Monday, September 11, 2006

9/11 -- Beyond Blame, the Meaning



F
ive years ago today, I was alone with my dear wife celebrating our 12th wedding anniversary. Far from anyone else, we endured the onslaught of news via radio (then TV) as a near-perfectly concieved conspiracy of evil. Carol and I embraced, a sudden outbreak of sobbing wracking both of our bodies. Anger surged as the perpetrators of the crime were revealed to be Osama bin Laden's Al Queida.
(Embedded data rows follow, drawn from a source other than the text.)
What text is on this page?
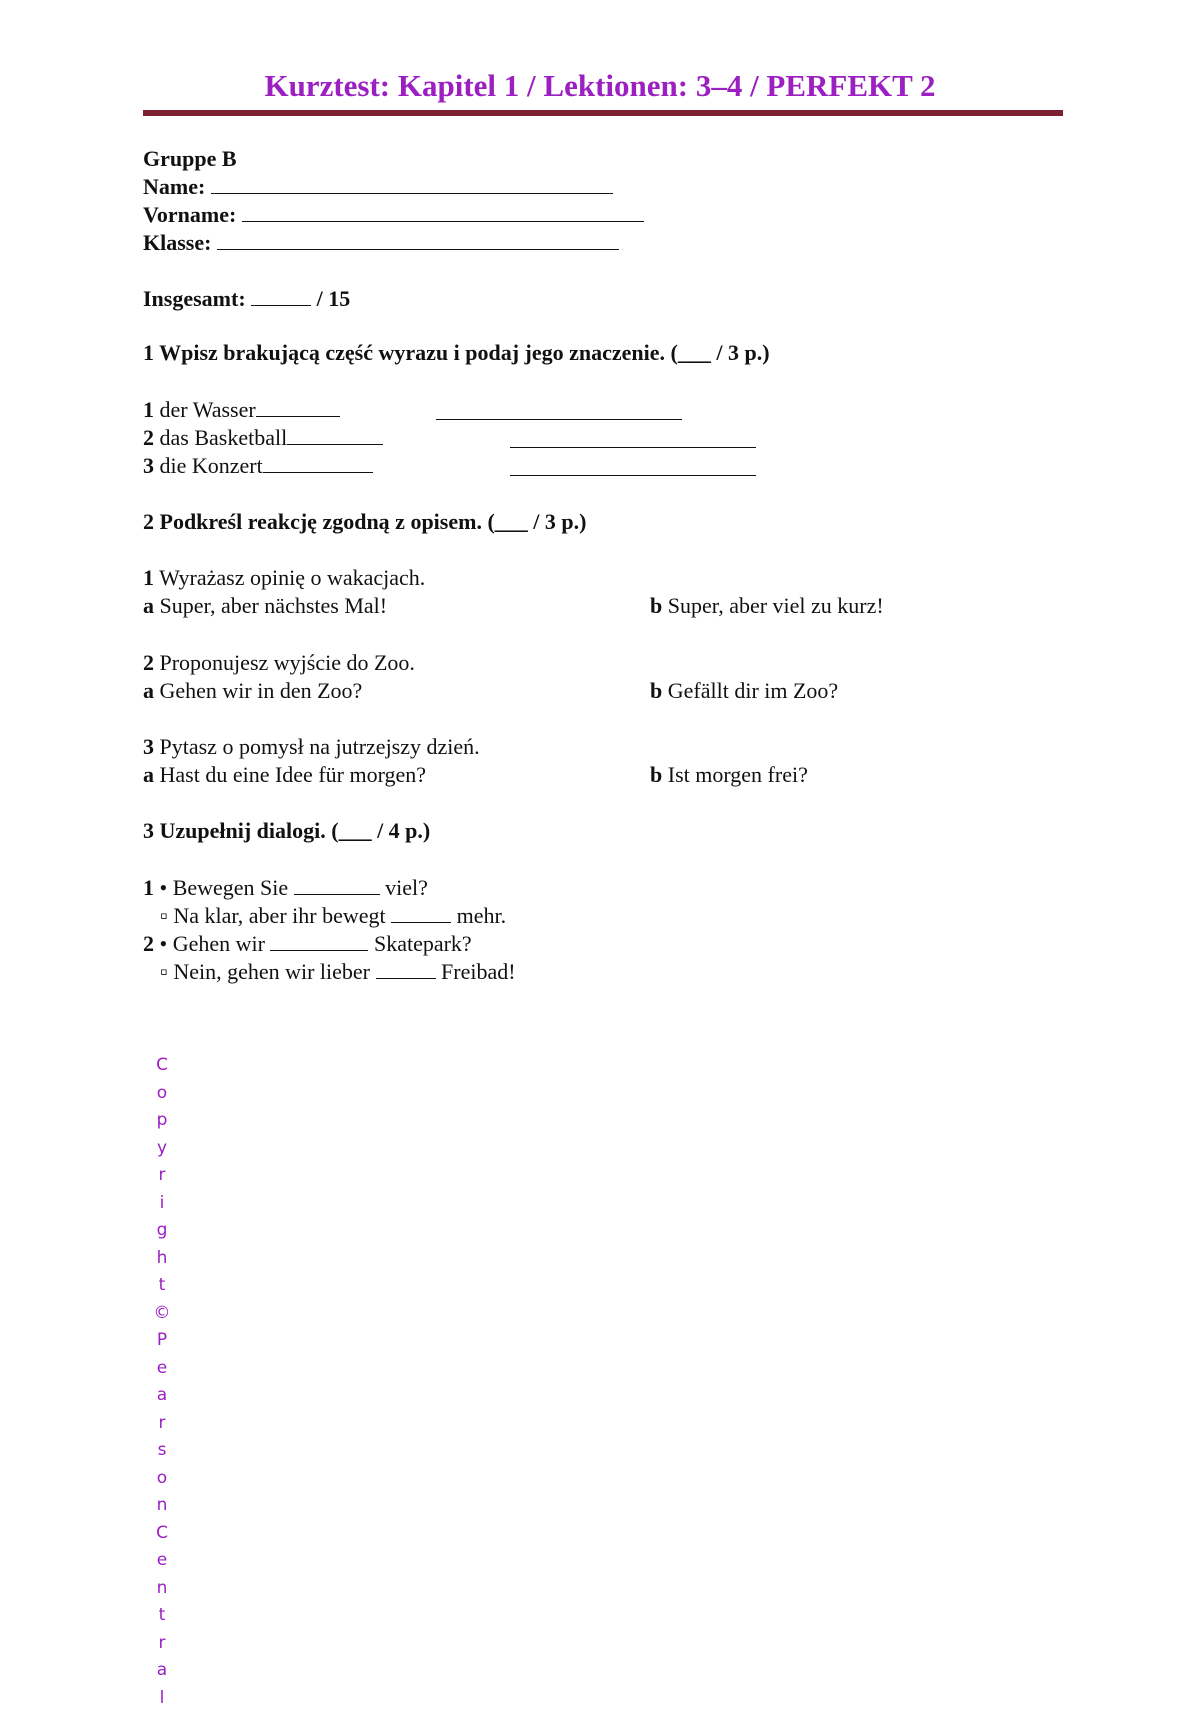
Kurztest: Kapitel 1 / Lektionen: 3–4 / PERFEKT 2
Gruppe B
Name:
Vorname:
Klasse:
Insgesamt:	/ 15
1 Wpisz brakującą część wyrazu i podaj jego znaczenie. (___ / 3 p.)
1 der Wasser
2 das Basketball
3 die Konzert
2 Podkreśl reakcję zgodną z opisem. (___ / 3 p.)
1 Wyrażasz opinię o wakacjach.
a Super, aber nächstes Mal!	b Super, aber viel zu kurz!
2 Proponujesz wyjście do Zoo.
a Gehen wir in den Zoo?	b Gefällt dir im Zoo?
3 Pytasz o pomysł na jutrzejszy dzień.
a Hast du eine Idee für morgen?	b Ist morgen frei?
3 Uzupełnij dialogi. (___ / 4 p.)
1 • Bewegen Sie	viel?
▫ Na klar, aber ihr bewegt	mehr.
2 • Gehen wir	Skatepark?
▫ Nein, gehen wir lieber	Freibad!
C
o
p
y
r
i
g
h
t
©
P
e
a
r
s
o
n
C
e
n
t
r
a
l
We tried to pray, and the imprecatory psalms suddenly took on a real character for me as I prayed for the terrorists' destruction. The prayer was schizophrenic: "God, please let us find bin Laden and -- well, let him have his chance to repent -- and then kill him. I'm sorry if this is a sinful prayer, I don't know how to pray, I'm so angry! Let us find him and kill him." Fairly pathetic attempt at a prayer...

Last night, watching ABC's controversial 9/11 movie didn't last long for me. It made me restless, and I suddenly realized why. It seemed a long hunt for someone to blame. Clinton? Bush? The FBI and CIA's inability to share information due to pride? And so on and bla bla bla. My finger twitched on the remote.
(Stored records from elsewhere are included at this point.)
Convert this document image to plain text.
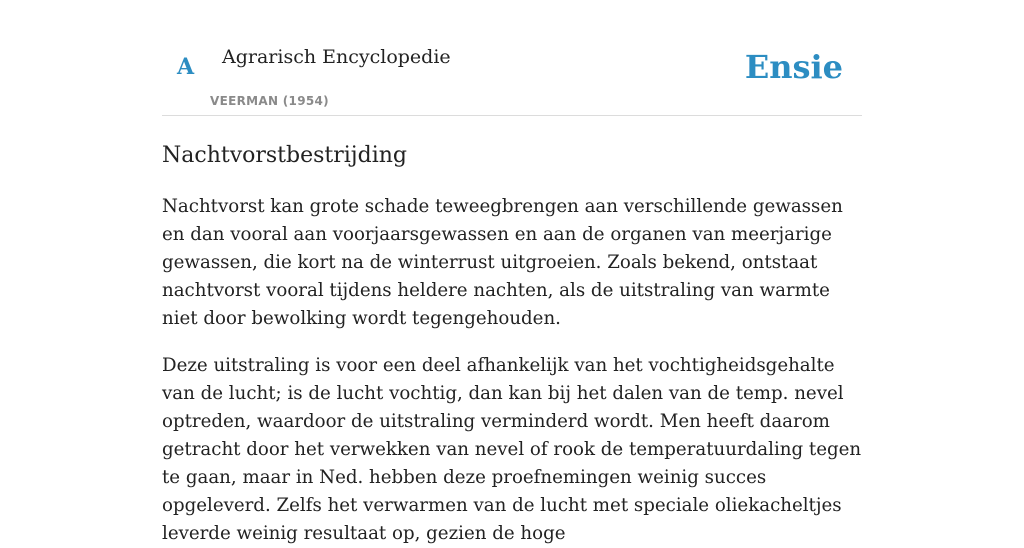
A Agrarisch Encyclopedie
VEERMAN (1954)
Ensie
Nachtvorstbestrijding

Nachtvorst kan grote schade teweegbrengen aan verschillende gewassen en dan vooral aan voorjaarsgewassen en aan de organen van meerjarige gewassen, die kort na de winterrust uitgroeien. Zoals bekend, ontstaat nachtvorst vooral tijdens heldere nachten, als de uitstraling van warmte niet door bewolking wordt tegengehouden.

Deze uitstraling is voor een deel afhankelijk van het vochtigheidsgehalte van de lucht; is de lucht vochtig, dan kan bij het dalen van de temp. nevel optreden, waardoor de uitstraling verminderd wordt. Men heeft daarom getracht door het verwekken van nevel of rook de temperatuurdaling tegen te gaan, maar in Ned. hebben deze proefnemingen weinig succes opgeleverd. Zelfs het verwarmen van de lucht met speciale oliekacheltjes leverde weinig resultaat op, gezien de hoge
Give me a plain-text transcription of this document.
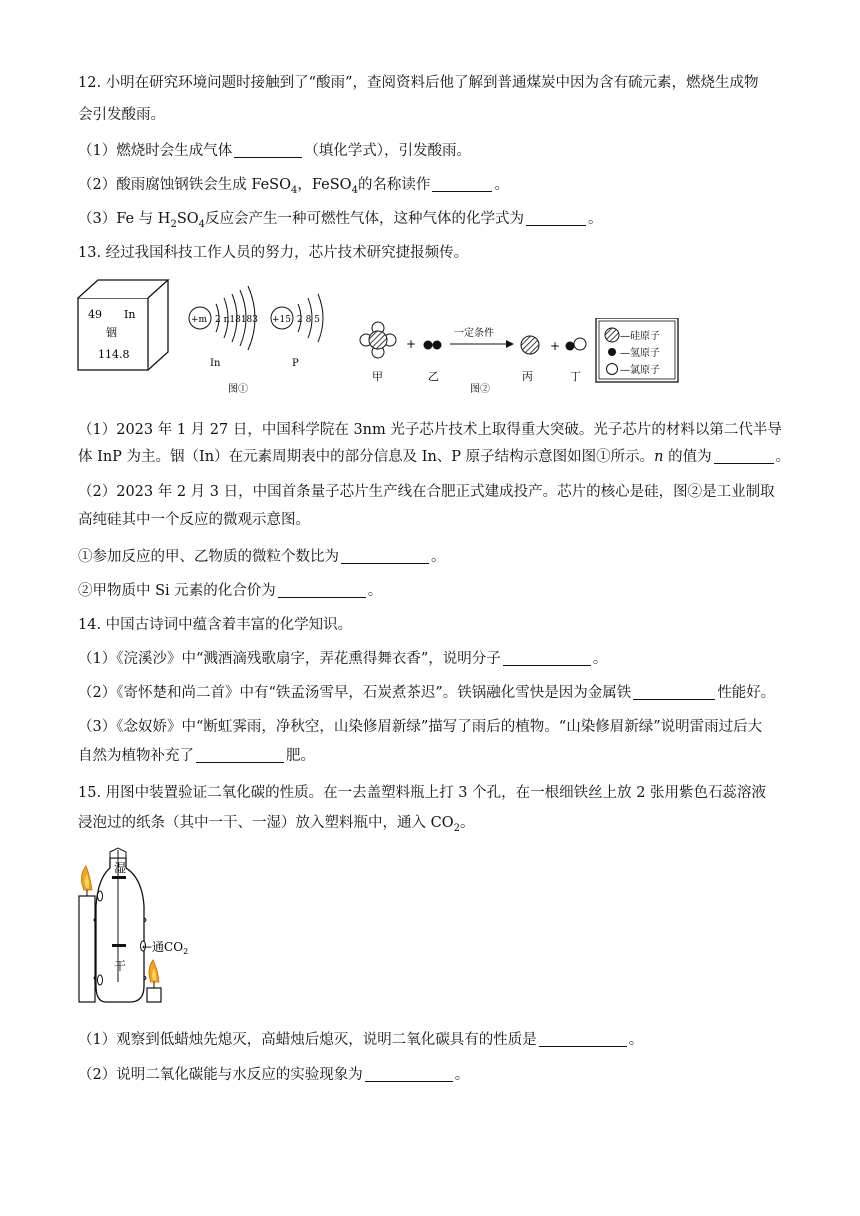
12. 小明在研究环境问题时接触到了“酸雨”，查阅资料后他了解到普通煤炭中因为含有硫元素，燃烧生成物
会引发酸雨。
（1）燃烧时会生成气体	（填化学式），引发酸雨。
（2）酸雨腐蚀钢铁会生成 FeSO$_4$，FeSO$_4$的名称读作	。
（3）Fe 与 $H_2SO_4$反应会产生一种可燃性气体，这种气体的化学式为	。
13. 经过我国科技工作人员的努力，芯片技术研究捷报频传。
49 In
铟
114.8
+m 2 n18183
In
+15 2 8 5
P
图①
+
一定条件
+
甲	乙
图②
丙	丁
—硅原子
—氢原子
—氯原子
（1）2023 年 1 月 27 日，中国科学院在 3nm 光子芯片技术上取得重大突破。光子芯片的材料以第二代半导
体 InP 为主。铟（In）在元素周期表中的部分信息及 In、P 原子结构示意图如图①所示。n 的值为	。
（2）2023 年 2 月 3 日，中国首条量子芯片生产线在合肥正式建成投产。芯片的核心是硅，图②是工业制取
高纯硅其中一个反应的微观示意图。
①参加反应的甲、乙物质的微粒个数比为	。
②甲物质中 Si 元素的化合价为	。
14. 中国古诗词中蕴含着丰富的化学知识。
（1）《浣溪沙》中“溅酒滴残歌扇字，弄花熏得舞衣香”，说明分子	。
（2）《寄怀楚和尚二首》中有“铁孟汤雪早，石炭煮茶迟”。铁锅融化雪快是因为金属铁	性能好。
（3）《念奴娇》中“断虹霁雨，净秋空，山染修眉新绿”描写了雨后的植物。“山染修眉新绿”说明雷雨过后大
自然为植物补充了	肥。
15. 用图中装置验证二氧化碳的性质。在一去盖塑料瓶上打 3 个孔，在一根细铁丝上放 2 张用紫色石蕊溶液
浸泡过的纸条（其中一干、一湿）放入塑料瓶中，通入 $CO_2$。
湿
干
←通$CO_2$
（1）观察到低蜡烛先熄灭，高蜡烛后熄灭，说明二氧化碳具有的性质是	。
（2）说明二氧化碳能与水反应的实验现象为	。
"In the end, however, imprecatory psalms give way to my own faith's call to love even my enemies."

I ended up instead watching parts of the documentary on CBS, one that dealt more with finding meaning in and through 9/11 rather than trying to find scapegoats. The suffering, and the redemptive power of love, seemed far more pertinent and far closer to any truth worth finding through the tragic events of that terrible day and the days that followed.

Today, I find myself still angry at radical fundamentalisms, even as I'm repelled and intrigued by the insanely pristine logic of their deeds. Al Queida, a group who's twisted version of Islam is reminiscent of the KKK's warped version of Christianity, offers by far the more striking example. And as I watched events from five years ago this morning (via CNN's 'pipe' broadasts) I found those emotions reawakened again.
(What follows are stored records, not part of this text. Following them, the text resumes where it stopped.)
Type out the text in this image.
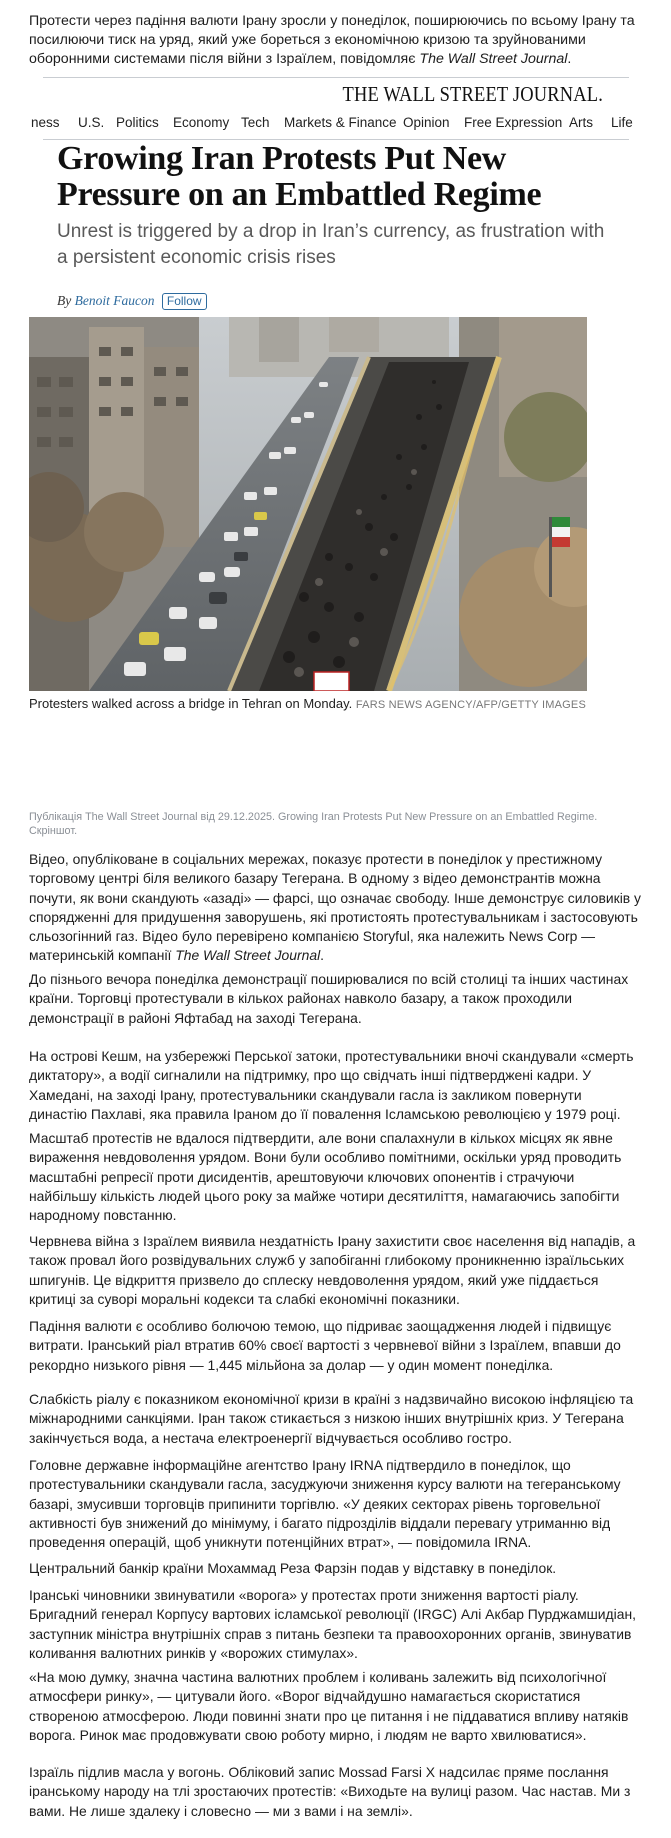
Протести через падіння валюти Ірану зросли у понеділок, поширюючись по всьому Ірану та посилюючи тиск на уряд, який уже бореться з економічною кризою та зруйнованими оборонними системами після війни з Ізраїлем, повідомляє The Wall Street Journal.

THE WALL STREET JOURNAL.
ness U.S. Politics Economy Tech Markets & Finance Opinion Free Expression Arts Life
Growing Iran Protests Put New Pressure on an Embattled Regime

Unrest is triggered by a drop in Iran’s currency, as frustration with a persistent economic crisis rises

By Benoit Faucon Follow
Protesters walked across a bridge in Tehran on Monday. FARS NEWS AGENCY/AFP/GETTY IMAGES

Публікація The Wall Street Journal від 29.12.2025. Growing Iran Protests Put New Pressure on an Embattled Regime. Скріншот.

Відео, опубліковане в соціальних мережах, показує протести в понеділок у престижному торговому центрі біля великого базару Тегерана. В одному з відео демонстрантів можна почути, як вони скандують «азаді» — фарсі, що означає свободу. Інше демонструє силовиків у спорядженні для придушення заворушень, які протистоять протестувальникам і застосовують сльозогінний газ. Відео було перевірено компанією Storyful, яка належить News Corp — материнській компанії The Wall Street Journal.

До пізнього вечора понеділка демонстрації поширювалися по всій столиці та інших частинах країни. Торговці протестували в кількох районах навколо базару, а також проходили демонстрації в районі Яфтабад на заході Тегерана.

На острові Кешм, на узбережжі Перської затоки, протестувальники вночі скандували «смерть диктатору», а водії сигналили на підтримку, про що свідчать інші підтверджені кадри. У Хамедані, на заході Ірану, протестувальники скандували гасла із закликом повернути династію Пахлаві, яка правила Іраном до її повалення Ісламською революцією у 1979 році.

Масштаб протестів не вдалося підтвердити, але вони спалахнули в кількох місцях як явне вираження невдоволення урядом. Вони були особливо помітними, оскільки уряд проводить масштабні репресії проти дисидентів, арештовуючи ключових опонентів і страчуючи найбільшу кількість людей цього року за майже чотири десятиліття, намагаючись запобігти народному повстанню.

Червнева війна з Ізраїлем виявила нездатність Ірану захистити своє населення від нападів, а також провал його розвідувальних служб у запобіганні глибокому проникненню ізраїльських шпигунів. Це відкриття призвело до сплеску невдоволення урядом, який уже піддається критиці за суворі моральні кодекси та слабкі економічні показники.

Падіння валюти є особливо болючою темою, що підриває заощадження людей і підвищує витрати. Іранський ріал втратив 60% своєї вартості з червневої війни з Ізраїлем, впавши до рекордно низького рівня — 1,445 мільйона за долар — у один момент понеділка.

Слабкість ріалу є показником економічної кризи в країні з надзвичайно високою інфляцією та міжнародними санкціями. Іран також стикається з низкою інших внутрішніх криз. У Тегерана закінчується вода, а нестача електроенергії відчувається особливо гостро.

Головне державне інформаційне агентство Ірану IRNA підтвердило в понеділок, що протестувальники скандували гасла, засуджуючи зниження курсу валюти на тегеранському базарі, змусивши торговців припинити торгівлю. «У деяких секторах рівень торговельної активності був знижений до мінімуму, і багато підрозділів віддали перевагу утриманню від проведення операцій, щоб уникнути потенційних втрат», — повідомила IRNA.

Центральний банкір країни Мохаммад Реза Фарзін подав у відставку в понеділок.

Іранські чиновники звинуватили «ворога» у протестах проти зниження вартості ріалу. Бригадний генерал Корпусу вартових ісламської революції (IRGC) Алі Акбар Пурджамшидіан, заступник міністра внутрішніх справ з питань безпеки та правоохоронних органів, звинуватив коливання валютних ринків у «ворожих стимулах».

«На мою думку, значна частина валютних проблем і коливань залежить від психологічної атмосфери ринку», — цитували його. «Ворог відчайдушно намагається скористатися створеною атмосферою. Люди повинні знати про це питання і не піддаватися впливу натяків ворога. Ринок має продовжувати свою роботу мирно, і людям не варто хвилюватися».

Ізраїль підлив масла у вогонь. Обліковий запис Mossad Farsi X надсилає пряме послання іранському народу на тлі зростаючих протестів: «Виходьте на вулиці разом. Час настав. Ми з вами. Не лише здалеку і словесно — ми з вами і на землі».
In the end, however, imprecatory psalms give way to my own faith's call to love even my enemies. Either I believe that love really is stronger -- and I'm talking stronger even in terms of forceful might -- than hate, or it is not, and my faith in a God of Love is vain. I do not argue here for theoretical paficism, or theological pacifism, but rather a practical, faith-based activism rooted in love.

Let us love. Let me love. And though the black and white worlds of haters will always bring chaos, death, and suffering to the most innocent of the world, I continue to believe that my best response is to continue following after Jesus Christ, attempting in my sad and pathetically weak way to emulate His Love, His sacrificial displacing of Self for the Other.

Five years later, that remains the only real lesson I can find from the terrible tragedy of 9/11.

1 comment:

Colin A. Lamm said...

Thank you from one who experienced very similar emotions, and thoughts, both then and now. It still stands (in many ways inexplicably so) that ". . . the greatest of these is love."